In The Kitchen: Baking Steel Pro
Over the past few years, I've been getting into pizza-making at home. I'd started years ago with the occasional homemade pizza on a pizza stone in the oven, and it was OK, but never seemed worth the effort.
Then a few years ago, my family got me an Ooni Fyra wood pellet oven for Christmas, which got me further into the process. We'd have periodic pizza parties with friends, and I'd churn out a dozen pizzas for the group. Inevitably, one or two would fail in the process (either charred because I got distracted during the cook, since you have to turn it every 30 seconds, or doughy because I fell behind feeding the wood pellets to keep the temperature up), but I basically planned for that and it was still pretty easy. I still wasn't great at shaping the pizzas, but nobody in attendance really cared.
But given I'm in Pennsylvania, the Fyra is good for about 6 months of the year. So this past Christmas I asked for a Baking Steel Pro to try and fill that gap. And I have to say, even though it weighs more than many gym weights, it more than performs when making pizza.

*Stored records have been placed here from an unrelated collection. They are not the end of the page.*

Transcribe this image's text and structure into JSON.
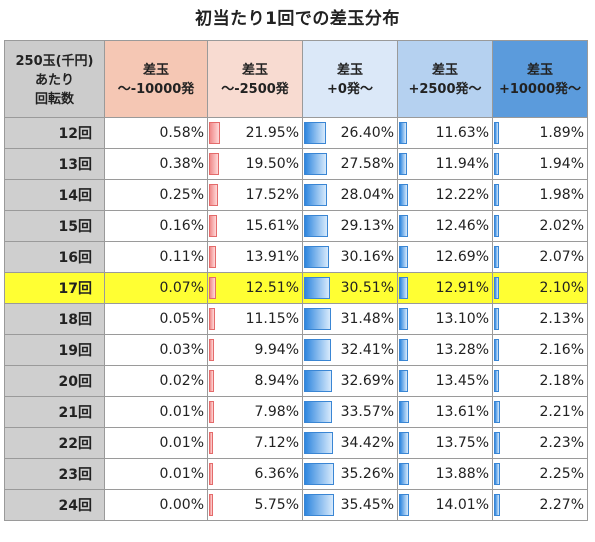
{
  "title": "初当たり1回での差玉分布",
  "header": {
    "row_label": [
      "250玉(千円)",
      "あたり",
      "回転数"
    ],
    "columns": [
      {
        "line1": "差玉",
        "line2": "～-10000発"
      },
      {
        "line1": "差玉",
        "line2": "～-2500発"
      },
      {
        "line1": "差玉",
        "line2": "+0発～"
      },
      {
        "line1": "差玉",
        "line2": "+2500発～"
      },
      {
        "line1": "差玉",
        "line2": "+10000発～"
      }
    ]
  },
  "highlight_row": "17回",
  "colors": {
    "highlight": "#ffff33",
    "negative_bar": "#f08a8a",
    "positive_bar": "#2f86de"
  },
  "rows": [
    {
      "label": "12回",
      "values": [
        "0.58%",
        "21.95%",
        "26.40%",
        "11.63%",
        "1.89%"
      ],
      "pct": [
        0.58,
        21.95,
        26.4,
        11.63,
        1.89
      ]
    },
    {
      "label": "13回",
      "values": [
        "0.38%",
        "19.50%",
        "27.58%",
        "11.94%",
        "1.94%"
      ],
      "pct": [
        0.38,
        19.5,
        27.58,
        11.94,
        1.94
      ]
    },
    {
      "label": "14回",
      "values": [
        "0.25%",
        "17.52%",
        "28.04%",
        "12.22%",
        "1.98%"
      ],
      "pct": [
        0.25,
        17.52,
        28.04,
        12.22,
        1.98
      ]
    },
    {
      "label": "15回",
      "values": [
        "0.16%",
        "15.61%",
        "29.13%",
        "12.46%",
        "2.02%"
      ],
      "pct": [
        0.16,
        15.61,
        29.13,
        12.46,
        2.02
      ]
    },
    {
      "label": "16回",
      "values": [
        "0.11%",
        "13.91%",
        "30.16%",
        "12.69%",
        "2.07%"
      ],
      "pct": [
        0.11,
        13.91,
        30.16,
        12.69,
        2.07
      ]
    },
    {
      "label": "17回",
      "values": [
        "0.07%",
        "12.51%",
        "30.51%",
        "12.91%",
        "2.10%"
      ],
      "pct": [
        0.07,
        12.51,
        30.51,
        12.91,
        2.1
      ]
    },
    {
      "label": "18回",
      "values": [
        "0.05%",
        "11.15%",
        "31.48%",
        "13.10%",
        "2.13%"
      ],
      "pct": [
        0.05,
        11.15,
        31.48,
        13.1,
        2.13
      ]
    },
    {
      "label": "19回",
      "values": [
        "0.03%",
        "9.94%",
        "32.41%",
        "13.28%",
        "2.16%"
      ],
      "pct": [
        0.03,
        9.94,
        32.41,
        13.28,
        2.16
      ]
    },
    {
      "label": "20回",
      "values": [
        "0.02%",
        "8.94%",
        "32.69%",
        "13.45%",
        "2.18%"
      ],
      "pct": [
        0.02,
        8.94,
        32.69,
        13.45,
        2.18
      ]
    },
    {
      "label": "21回",
      "values": [
        "0.01%",
        "7.98%",
        "33.57%",
        "13.61%",
        "2.21%"
      ],
      "pct": [
        0.01,
        7.98,
        33.57,
        13.61,
        2.21
      ]
    },
    {
      "label": "22回",
      "values": [
        "0.01%",
        "7.12%",
        "34.42%",
        "13.75%",
        "2.23%"
      ],
      "pct": [
        0.01,
        7.12,
        34.42,
        13.75,
        2.23
      ]
    },
    {
      "label": "23回",
      "values": [
        "0.01%",
        "6.36%",
        "35.26%",
        "13.88%",
        "2.25%"
      ],
      "pct": [
        0.01,
        6.36,
        35.26,
        13.88,
        2.25
      ]
    },
    {
      "label": "24回",
      "values": [
        "0.00%",
        "5.75%",
        "35.45%",
        "14.01%",
        "2.27%"
      ],
      "pct": [
        0.0,
        5.75,
        35.45,
        14.01,
        2.27
      ]
    }
  ]
}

While the cook times are more in the 7-8 minute range, rather than the 2-3 in the Fyra, my results have been much more consistent, even in my old electric oven. Granted, I've used the opportunity to refine my dough recipes by making pizzas almost weekly in 2026, but it really creates a nice, well-cooked NY-style pizza, like the below for example:


Pepperoni Pizza, from above and below
If you enjoy making homemade pizza, and want an indoor option that isn't overly expensive and still produces outstanding results, I highly recommend picking one up.